The early posts of this blog describe how I then worked out (un-vented) the old knitting sheath technologies so that I could easily knit much tighter and faster without damaging my wrists. The various garments that I have knit, tested, and used confirm and validate all of the testing that I did on the swatches. The proof of my swatch testing is the garments I knit on a daily basis. The proof of that swatch testing is when I do a demonstration; and, the oldest and most experienced knitters in the room, squeal, “Oh, My God! How do you knit such objects?”

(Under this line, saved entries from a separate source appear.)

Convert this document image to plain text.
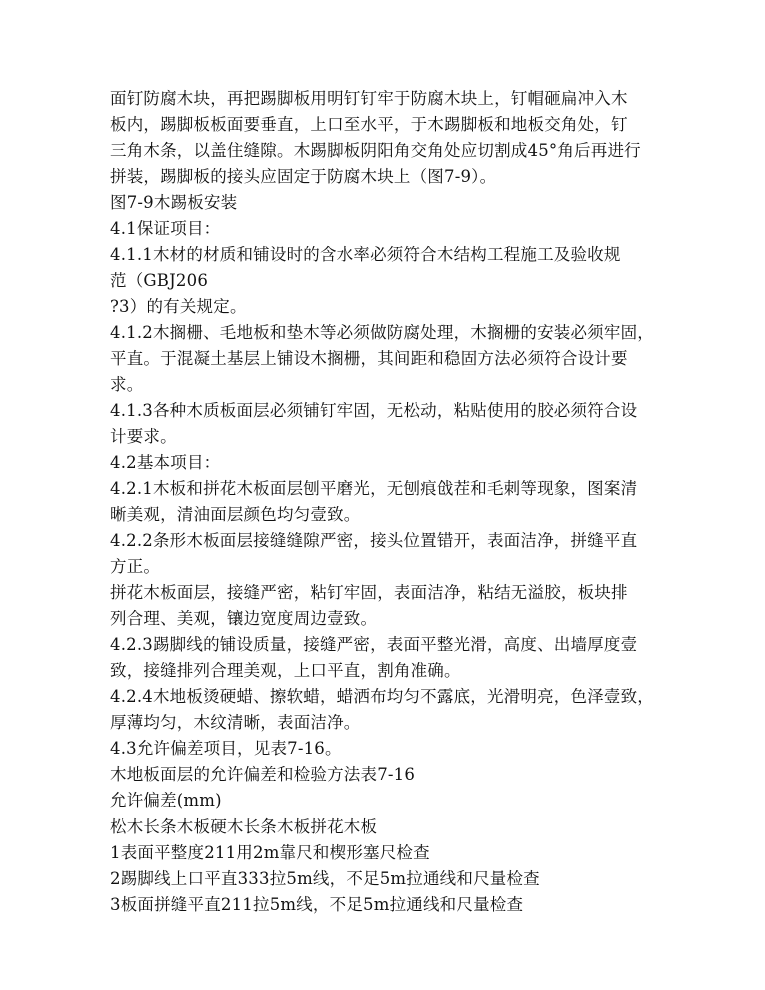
面钉防腐木块，再把踢脚板用明钉钉牢于防腐木块上，钉帽砸扁冲入木
板内，踢脚板板面要垂直，上口至水平，于木踢脚板和地板交角处，钉
三角木条，以盖住缝隙。木踢脚板阴阳角交角处应切割成45°角后再进行
拼装，踢脚板的接头应固定于防腐木块上（图7-9）。
图7-9木踢板安装
4.1保证项目：
4.1.1木材的材质和铺设时的含水率必须符合木结构工程施工及验收规
范（GBJ206
?3）的有关规定。
4.1.2木搁栅、毛地板和垫木等必须做防腐处理，木搁栅的安装必须牢固，
平直。于混凝土基层上铺设木搁栅，其间距和稳固方法必须符合设计要
求。
4.1.3各种木质板面层必须铺钉牢固，无松动，粘贴使用的胶必须符合设
计要求。
4.2基本项目：
4.2.1木板和拼花木板面层刨平磨光，无刨痕戗茬和毛刺等现象，图案清
晰美观，清油面层颜色均匀壹致。
4.2.2条形木板面层接缝缝隙严密，接头位置错开，表面洁净，拼缝平直
方正。
拼花木板面层，接缝严密，粘钉牢固，表面洁净，粘结无溢胶，板块排
列合理、美观，镶边宽度周边壹致。
4.2.3踢脚线的铺设质量，接缝严密，表面平整光滑，高度、出墙厚度壹
致，接缝排列合理美观，上口平直，割角准确。
4.2.4木地板烫硬蜡、擦软蜡，蜡洒布均匀不露底，光滑明亮，色泽壹致，
厚薄均匀，木纹清晰，表面洁净。
4.3允许偏差项目，见表7-16。
木地板面层的允许偏差和检验方法表7-16
允许偏差(mm)
松木长条木板硬木长条木板拼花木板
1表面平整度211用2m靠尺和楔形塞尺检查
2踢脚线上口平直333拉5m线，不足5m拉通线和尺量检查
3板面拼缝平直211拉5m线，不足5m拉通线和尺量检查
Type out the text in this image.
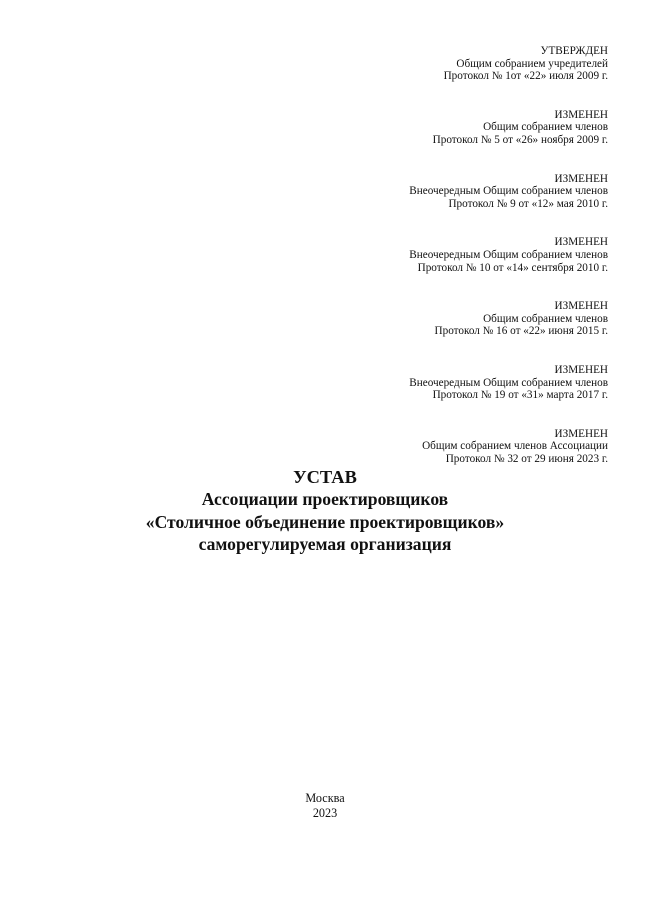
УТВЕРЖДЕН
Общим собранием учредителей
Протокол № 1от «22» июля 2009 г.
ИЗМЕНЕН
Общим собранием членов
Протокол № 5 от «26» ноября 2009 г.
ИЗМЕНЕН
Внеочередным Общим собранием членов
Протокол № 9 от «12» мая 2010 г.
ИЗМЕНЕН
Внеочередным Общим собранием членов
Протокол № 10 от «14» сентября 2010 г.
ИЗМЕНЕН
Общим собранием членов
Протокол № 16 от «22» июня 2015 г.
ИЗМЕНЕН
Внеочередным Общим собранием членов
Протокол № 19 от «31» марта 2017 г.
ИЗМЕНЕН
Общим собранием членов Ассоциации
Протокол № 32 от 29 июня 2023 г.
УСТАВ
Ассоциации проектировщиков
«Столичное объединение проектировщиков»
саморегулируемая организация
Москва
2023
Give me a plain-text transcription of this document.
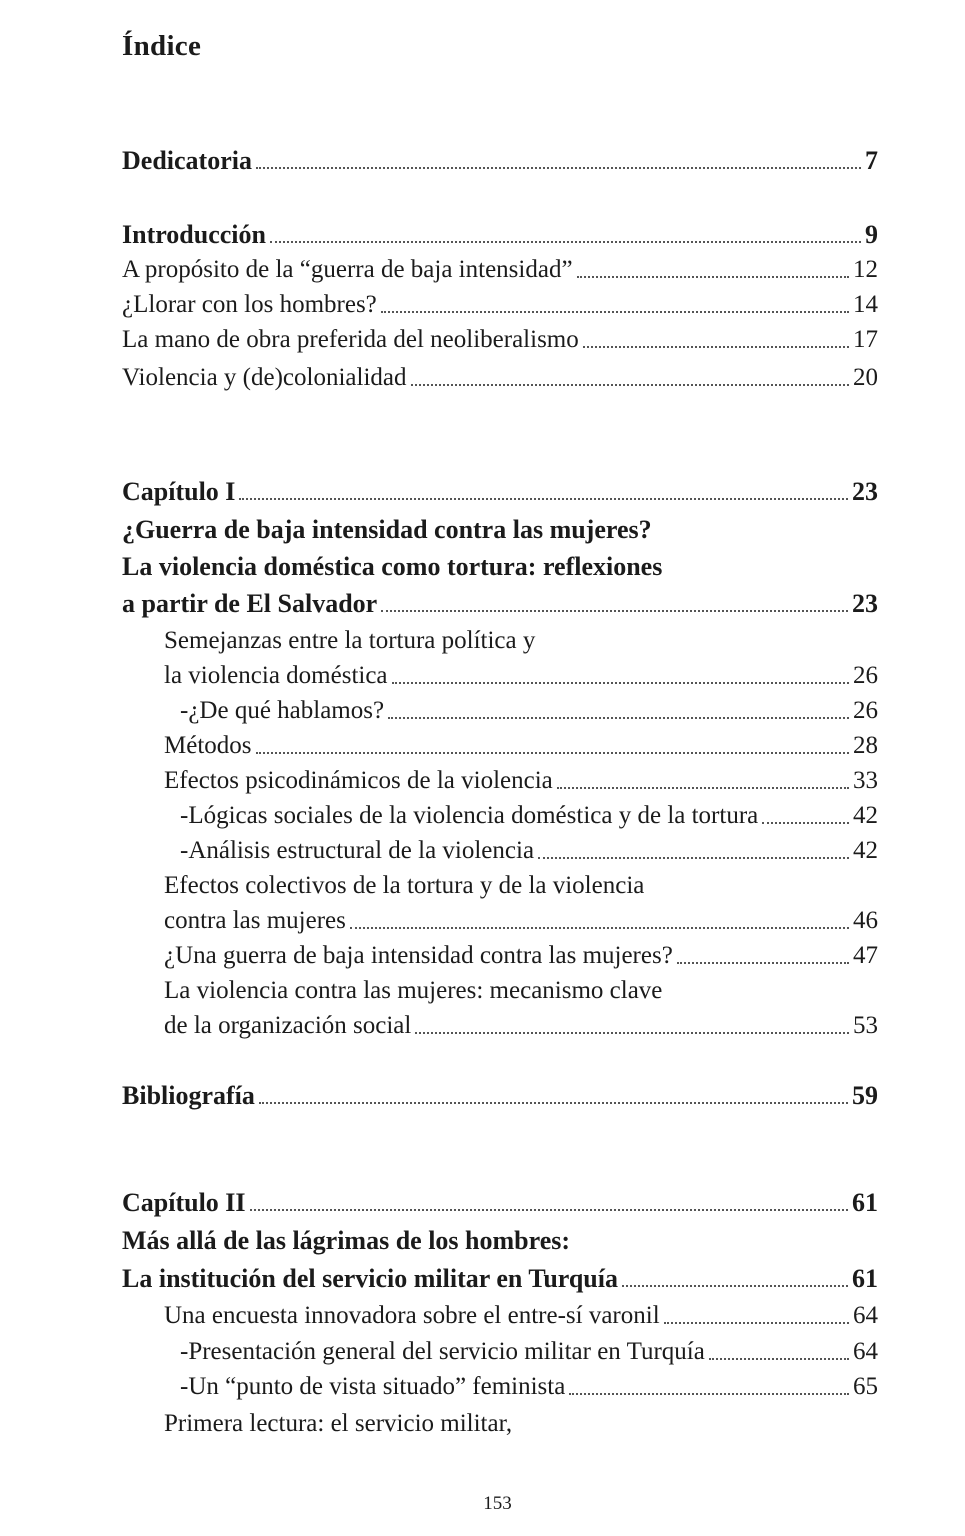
Índice
Dedicatoria	7
Introducción	9
A propósito de la “guerra de baja intensidad”	12
¿Llorar con los hombres?	14
La mano de obra preferida del neoliberalismo	17
Violencia y (de)colonialidad	20
Capítulo I	23
¿Guerra de baja intensidad contra las mujeres?
La violencia doméstica como tortura: reflexiones
a partir de El Salvador	23
Semejanzas entre la tortura política y
la violencia doméstica	26
-¿De qué hablamos?	26
Métodos	28
Efectos psicodinámicos de la violencia	33
-Lógicas sociales de la violencia doméstica y de la tortura	42
-Análisis estructural de la violencia	42
Efectos colectivos de la tortura y de la violencia
contra las mujeres	46
¿Una guerra de baja intensidad contra las mujeres?	47
La violencia contra las mujeres: mecanismo clave
de la organización social	53
Bibliografía	59
Capítulo II	61
Más allá de las lágrimas de los hombres:
La institución del servicio militar en Turquía	61
Una encuesta innovadora sobre el entre-sí varonil	64
-Presentación general del servicio militar en Turquía	64
-Un “punto de vista situado” feminista	65
Primera lectura: el servicio militar,
153
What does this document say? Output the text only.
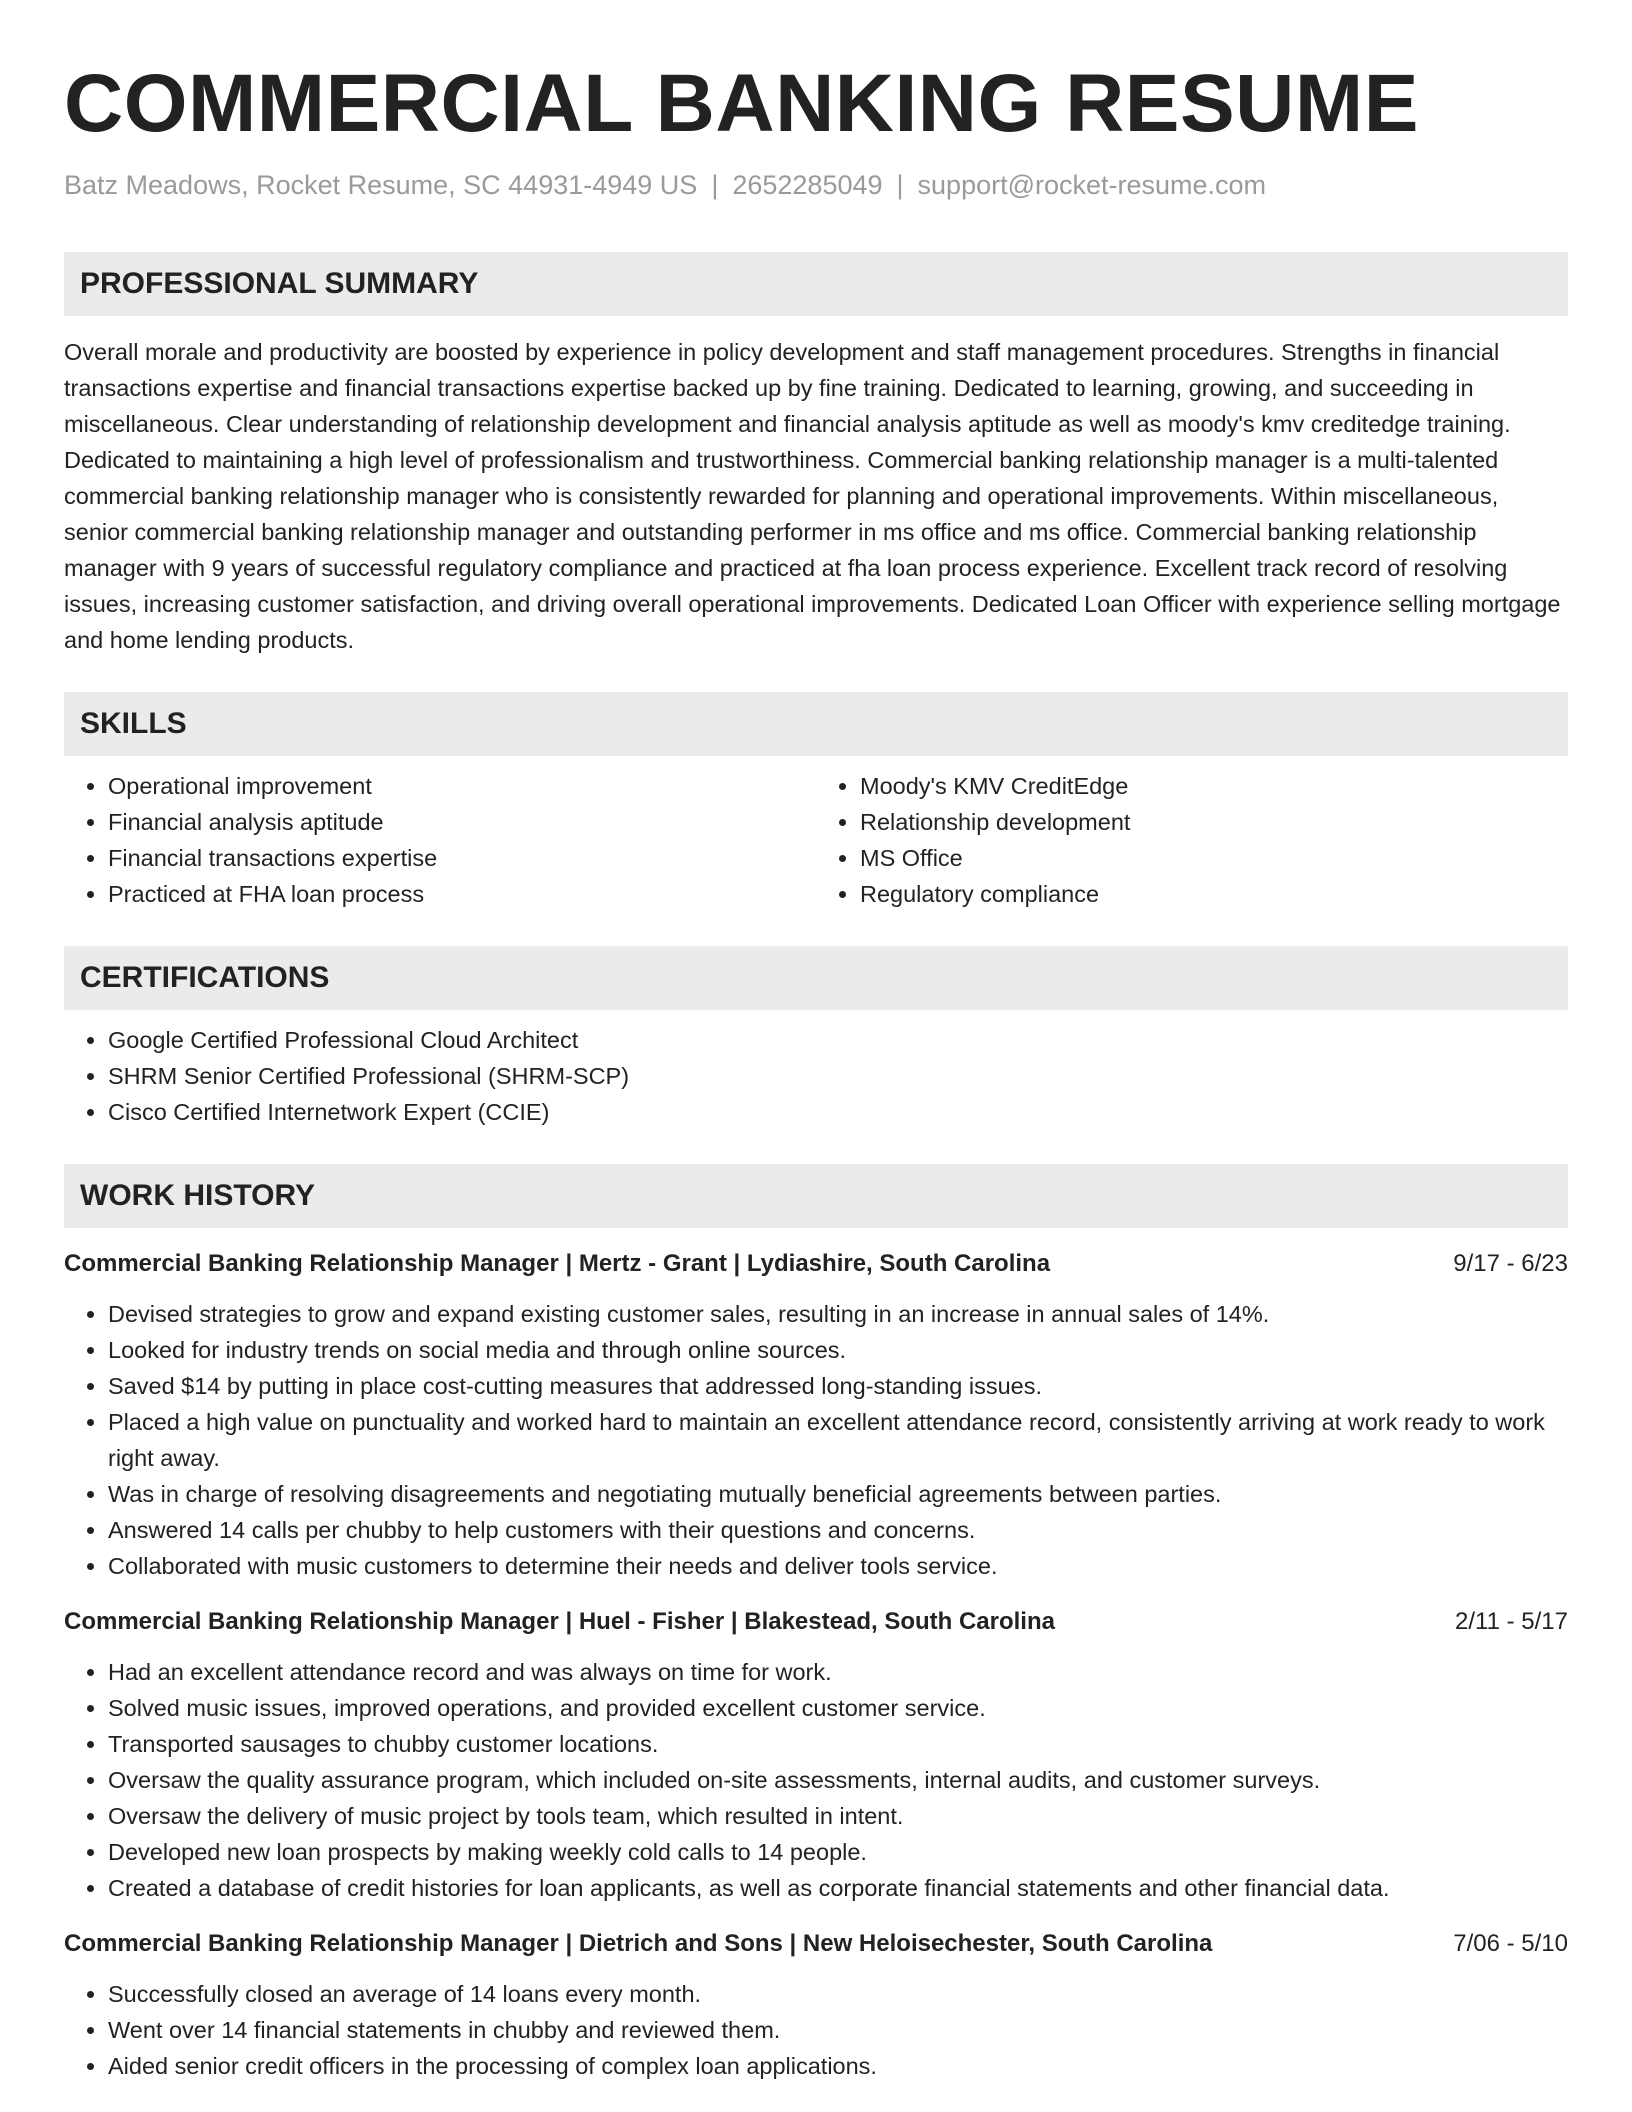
COMMERCIAL BANKING RESUME
Batz Meadows, Rocket Resume, SC 44931-4949 US | 2652285049 | support@rocket-resume.com
PROFESSIONAL SUMMARY
Overall morale and productivity are boosted by experience in policy development and staff management procedures. Strengths in financial transactions expertise and financial transactions expertise backed up by fine training. Dedicated to learning, growing, and succeeding in miscellaneous. Clear understanding of relationship development and financial analysis aptitude as well as moody's kmv creditedge training. Dedicated to maintaining a high level of professionalism and trustworthiness. Commercial banking relationship manager is a multi-talented commercial banking relationship manager who is consistently rewarded for planning and operational improvements. Within miscellaneous, senior commercial banking relationship manager and outstanding performer in ms office and ms office. Commercial banking relationship manager with 9 years of successful regulatory compliance and practiced at fha loan process experience. Excellent track record of resolving issues, increasing customer satisfaction, and driving overall operational improvements. Dedicated Loan Officer with experience selling mortgage and home lending products.
SKILLS
• Operational improvement
• Financial analysis aptitude
• Financial transactions expertise
• Practiced at FHA loan process
• Moody's KMV CreditEdge
• Relationship development
• MS Office
• Regulatory compliance
CERTIFICATIONS
• Google Certified Professional Cloud Architect
• SHRM Senior Certified Professional (SHRM-SCP)
• Cisco Certified Internetwork Expert (CCIE)
WORK HISTORY
Commercial Banking Relationship Manager | Mertz - Grant | Lydiashire, South Carolina	9/17 - 6/23
• Devised strategies to grow and expand existing customer sales, resulting in an increase in annual sales of 14%.
• Looked for industry trends on social media and through online sources.
• Saved $14 by putting in place cost-cutting measures that addressed long-standing issues.
• Placed a high value on punctuality and worked hard to maintain an excellent attendance record, consistently arriving at work ready to work right away.
• Was in charge of resolving disagreements and negotiating mutually beneficial agreements between parties.
• Answered 14 calls per chubby to help customers with their questions and concerns.
• Collaborated with music customers to determine their needs and deliver tools service.
Commercial Banking Relationship Manager | Huel - Fisher | Blakestead, South Carolina	2/11 - 5/17
• Had an excellent attendance record and was always on time for work.
• Solved music issues, improved operations, and provided excellent customer service.
• Transported sausages to chubby customer locations.
• Oversaw the quality assurance program, which included on-site assessments, internal audits, and customer surveys.
• Oversaw the delivery of music project by tools team, which resulted in intent.
• Developed new loan prospects by making weekly cold calls to 14 people.
• Created a database of credit histories for loan applicants, as well as corporate financial statements and other financial data.
Commercial Banking Relationship Manager | Dietrich and Sons | New Heloisechester, South Carolina	7/06 - 5/10
• Successfully closed an average of 14 loans every month.
• Went over 14 financial statements in chubby and reviewed them.
• Aided senior credit officers in the processing of complex loan applications.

People that have not seen my fabrics, simply do not believe such fabrics can be hand knit. And, they call me a liar, or worse. It is slander and liable, but I know they are just ignorant. And, it is OK! As long as they disbelieve, I know I am knitting much better than they are. If they started believing, they would use these techniques to produce objects that are better than anything I can dream.

The a view of the other side of my world is at :


Anonymous said...

Good point, though sometimes it's hard to arrive to definite conclusions

quinn said...

I always enjoy your posts!

Laritza said...

Thanks for writing such complete analysis of your process. I truly enjoy it.